History And Physical
History-physicals are generally developed at the entry level, the first time the doctor sees and examines a patient. A history is done (what has happened to the patient in the current problem and any relative past history), and the physical examination is ( performed; this information is then dictated. History–physicals may include the headings as listed below. The abbreviation is sometimes used (depending on the client) rather than the full formal heading. In the reports in this Volume, when an abbreviation is used, we have attempted to define its meaning in parenthesis following the heading. Other headings, as you will see, are spelled out and are generally all in capital letters and may or may not be in bold-face type, or underlined, again depending on the preferences of the practice or the hospital.

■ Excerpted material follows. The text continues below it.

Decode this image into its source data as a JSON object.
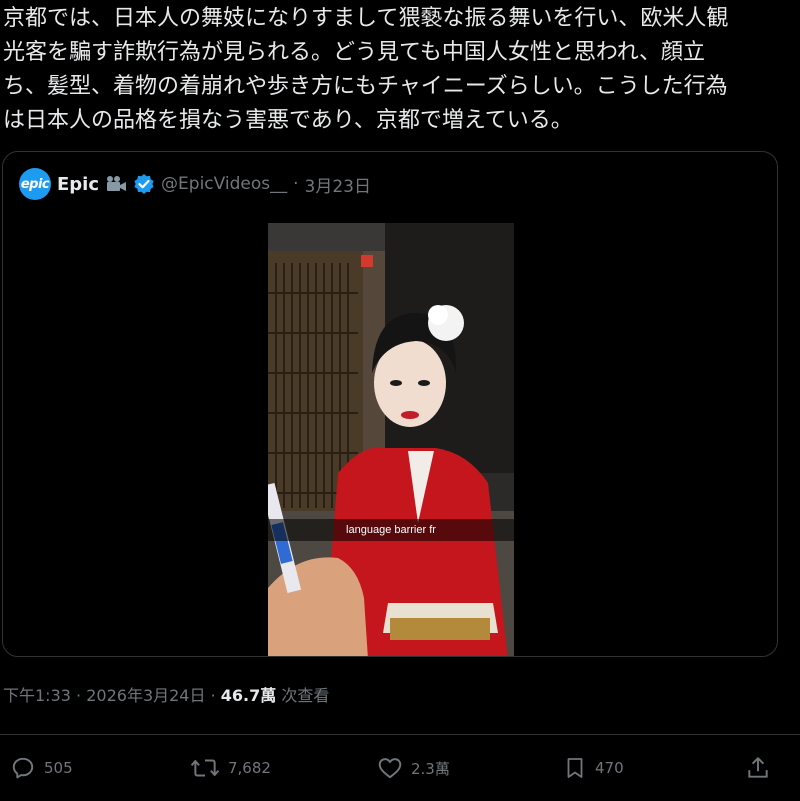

HISTORY AND PHYSICAL: A main heading only. Note that the history portion relates to the patient's "subjective" account of his/her current condition or illness, whereas the physical portion focuses on the "objective" characteristics or findings of the patient's condition or illness, usually by the physician.
DATE: The date of the examination.
CC (Chief Complaint): What the patient subjectively states is wrong.
HPI (History of Present Illness): What the current disease process or injury is, as related to the chief complaint necessitating this particular workup.
PMH (Past Medical History): What the patient's problems or diagnoses have been in the past, both medical and surgical, and any pregnancy or gynecologic history, if significant, to this workup.
FH (Family History): The immediate family’s medical problems and genetic predisposition to problems or diseases.
SH (Social History): The patient's education, work, marital status, children; habits, such as smoking, drinking, drugs, and may even include hobbies and recreational activities.
ROS (Review of Systems): The review of the systems of the body.
MEDICATIONS: Any medications patient is currently using either prescribed or over the counter.
ALLERGIES: Notable allergic reactions, particularly to medications and food products.
PE (Physical Examination): Main heading. The PE is composed of the following four types of evaluation:
- visual – what is seen;
- auditory or aural – what is heard;
- olfactory – what is sensed by the nose; and
- tactile – what is felt.
The examination should include:
GENERAL: How the patient appears to the examiner.
VITAL SIGNS: Temperature, pulse, respirations, blood pressure, height and weight.
SKIN: Turgor, colon tone, etc.
HEENT: Head, eyes, ears, nose and throat.
NECK: Pulses, thyroid.
CHEST: Includes heart (cardiac), lungs, breasts.
ABDOMEN: Includes exam of the palpable internal organs.
GENITALIA: Male/Female anatomy appearance.
RECTAL: Tone, hemorrhoids.
EXTREMITIES: Arms, hands, legs, feet.
NEUROLOGIC: Neurologic examination/testing.
LABORATORY DATA: Any intercurrent labs, which have been obtained at either the a office, by the referring physician, or the hospital outpatient/inpatient department.
IMPRESSION: Main heading. What the examiner thinks is wrong with the patient. Sometimes this appears as PROBLEM in a PROBLEM-ORIENTED record, listing each problem numerically and discussing it in the order presented.
PLAN: Main heading. The further workup (diagnostic tests, etc.) of the problem(s), what medication or surgery is anticipated, return visits required or anticipated, referral to other providers, etc.